「今でもね、バルマムッサの夢を見るのよ」  
 
ときどきだけど、と小さく付け足して、彼女は笑う。  
無理やり自らを嘲笑しようとしている、そんなふうに目に映った。  
 
「そのたびに思うの。遺恨を残さずとか、水に流しましょうとか、偉そうに言えるの?  

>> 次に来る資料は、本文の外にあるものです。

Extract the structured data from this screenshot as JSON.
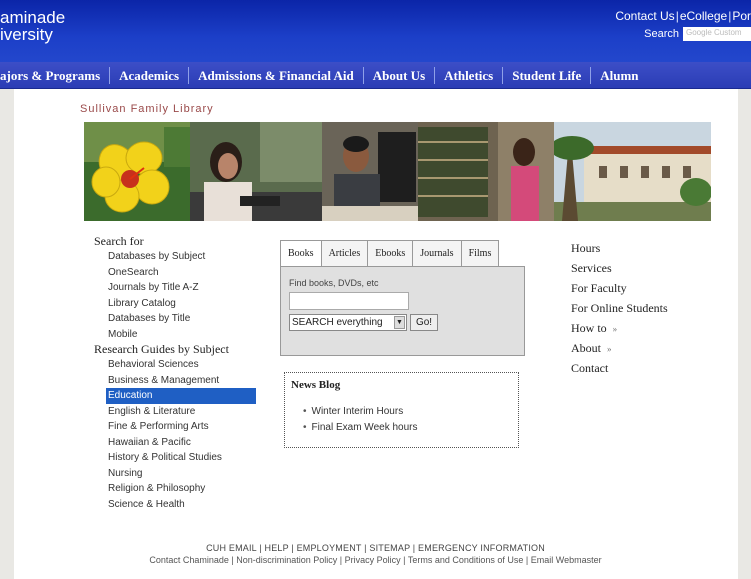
{
  "header": {
    "logo_line1": "aminade",
    "logo_line2": "iversity",
    "top_links": [
      "Contact Us",
      "eCollege",
      "Por"
    ],
    "search_label": "Search",
    "search_placeholder": "Google Custom"
  },
  "nav": [
    "ajors & Programs",
    "Academics",
    "Admissions & Financial Aid",
    "About Us",
    "Athletics",
    "Student Life",
    "Alumn"
  ],
  "library_title": "Sullivan Family Library",
  "left": {
    "search_heading": "Search for",
    "search_items": [
      "Databases by Subject",
      "OneSearch",
      "Journals by Title A-Z",
      "Library Catalog",
      "Databases by Title",
      "Mobile"
    ],
    "guides_heading": "Research Guides by Subject",
    "guide_items": [
      "Behavioral Sciences",
      "Business & Management",
      "Education",
      "English & Literature",
      "Fine & Performing Arts",
      "Hawaiian & Pacific",
      "History & Political Studies",
      "Nursing",
      "Religion & Philosophy",
      "Science & Health"
    ]
  },
  "tabs": [
    "Books",
    "Articles",
    "Ebooks",
    "Journals",
    "Films"
  ],
  "search_box": {
    "find_label": "Find books, DVDs, etc",
    "scope_value": "SEARCH everything",
    "go_label": "Go!"
  },
  "news": {
    "title": "News Blog",
    "items": [
      "Winter Interim Hours",
      "Final Exam Week hours"
    ]
  },
  "right": {
    "items": [
      "Hours",
      "Services",
      "For Faculty",
      "For Online Students",
      "How to",
      "About",
      "Contact"
    ],
    "chevron": "»"
  },
  "footer": {
    "line1": "CUH EMAIL | HELP | EMPLOYMENT | SITEMAP | EMERGENCY INFORMATION",
    "line2": "Contact Chaminade | Non-discrimination Policy | Privacy Policy | Terms and Conditions of Use | Email Webmaster"
  },
  "colors": {
    "header_blue": "#1c3fc8",
    "nav_blue": "#2b3db5",
    "active_guide": "#1f5fc4"
  }
}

 女王なんて器が、資格が、私にはあるの? って」  
 
長い髪が俯き加減の顔にかかる。  
目元は隠れてしまい、至近距離でも見えない。  
唇は硬く笑んだままだ。  
それがどうにも、痛々しい。  
 
「不安なの」  
 
強気な彼女は、本当は脆い。  
わがままと気の強さは、不安と寂しさの裏返しにすぎない。  
だから弟を、暗黒騎士団を、必要としてくれる誰かを常に渇望していたのだ。  
なんと素直なくせに、不器用なのだろう。  
そんなことは、とうの昔に知っていたけれど。  
だって、いったいどれだけの歳月、この人だけを見つめてきたのか。  
きっと彼女は知らない。  
 
「……言ったろ。人は、自分の罪を悔い改めることのできる動物だって」  
 
肩を抱き寄せる。  
触れ合う素肌があたたかい。  
けれど、女性らしい柔らかな丸みを帯びた身体は、以前に比べて少し痩せてはいないか。  
 
「デニムだってそのために戦争を終わらせて、そしてゼノビアに行ったんじゃないか。  
 過ちを繰り返さないために、償いのためにな」  
「デニム、か……」  
 
ぽつりと弟の名を口にする彼女の、頭をくしゃくしゃと撫でる。  
わずかに乱れた髪と、汚れのないベッドのシーツが、月明かりに薄く白く光った。  
前髪をかき上げてやり、そのままこちらに顔を向かせる。  
やっと目が合った。  
 
「ったく。いい加減に弟離れしたんだから、今度はちゃんと俺を見てくれよ」  
「……あら、やだ。寂しかったの?」  
 
ひとつまばたきをして、からかうように笑う彼女。  
ようやく、明るい笑顔を取り戻してくれた。  
ほっとする。  
 
「悪いかッ」  
 
ずっと好きだったんだから、という言葉は飲み込んだ。  
わざと、拗ねたような表情を作ってみせる。  
 
「ま、仕方ねえわな。俺は万年補欠のナンバーツーだし」  
「そんなこと……」  
 
どこかの暗黒騎士の言葉を引用して笑うと、彼女は対照的に、困ったように眉尻を下げた。  
そんな顔をしてほしかったのではない。  
ぽんぽん、と軽く頭を撫でる。  
 
「今まではデニムが一番で、俺が二番だった。これからはお前が一番なんだよ。  
 民衆を導く役割は、お前のもんになったんだ」  
「私に……そんな大役が務まるのかしら」  
「大丈夫だって。二番手がいるだろ?」  
 
実際、総大将は性に合わない。  
戦争中に小さな組織を率いてみて実感した。  
大きな部隊の総指揮を執るよりも、その中の小隊で敵を撹乱したり囮になったり、  
本隊を幇助するように立ち回るほうが向いている。  
ならば、平和を手にした今の世で、己のすべきことは。  
 
「人を導くのがお前なら、お前がもう二度と道を違えないように見守ってやるのが、  
 ナンバーツーの俺の役割だ。  
 国民はお前を頼る。お前は、つらくなったら俺を頼ればいいさ」  
 
あの夜、バルマムッサで彼女らを止めることができなかった。  
今度こそは間違えない。間違えさせたくない。  
 
償い、と口にするのは簡単なことで。  
けれど、その重さは、細い身ひとつで背負うにはあまりにも過酷な重さで。  
倒れてしまう、支えるものが何もなければ。  
 
「お前はこの国の全員を広く、等しく見渡さなきゃならない。  
でも、俺はお前だけを見てるから。いつでも支えててやるよ、カチュア」  
 
だから、カチュアと呼ぶ。  
女王などではない、その人の名を。  
そうすることで、今この瞬間だけは、さまざまな重圧から解き放たれて  
ありのままの彼女に戻れるはずだから。  
 
「せめて、こうしてるときくらい、そんな夢のことなんか忘れちまえ。  
 何もかも忘れて、俺だけ感じて溺れとけ」  
 
愛しい人をぎゅっと抱きしめて、額に口づけを落とす。  
鍛え抜いた男の背中に両腕を回してきた彼女が、くすくすと笑った。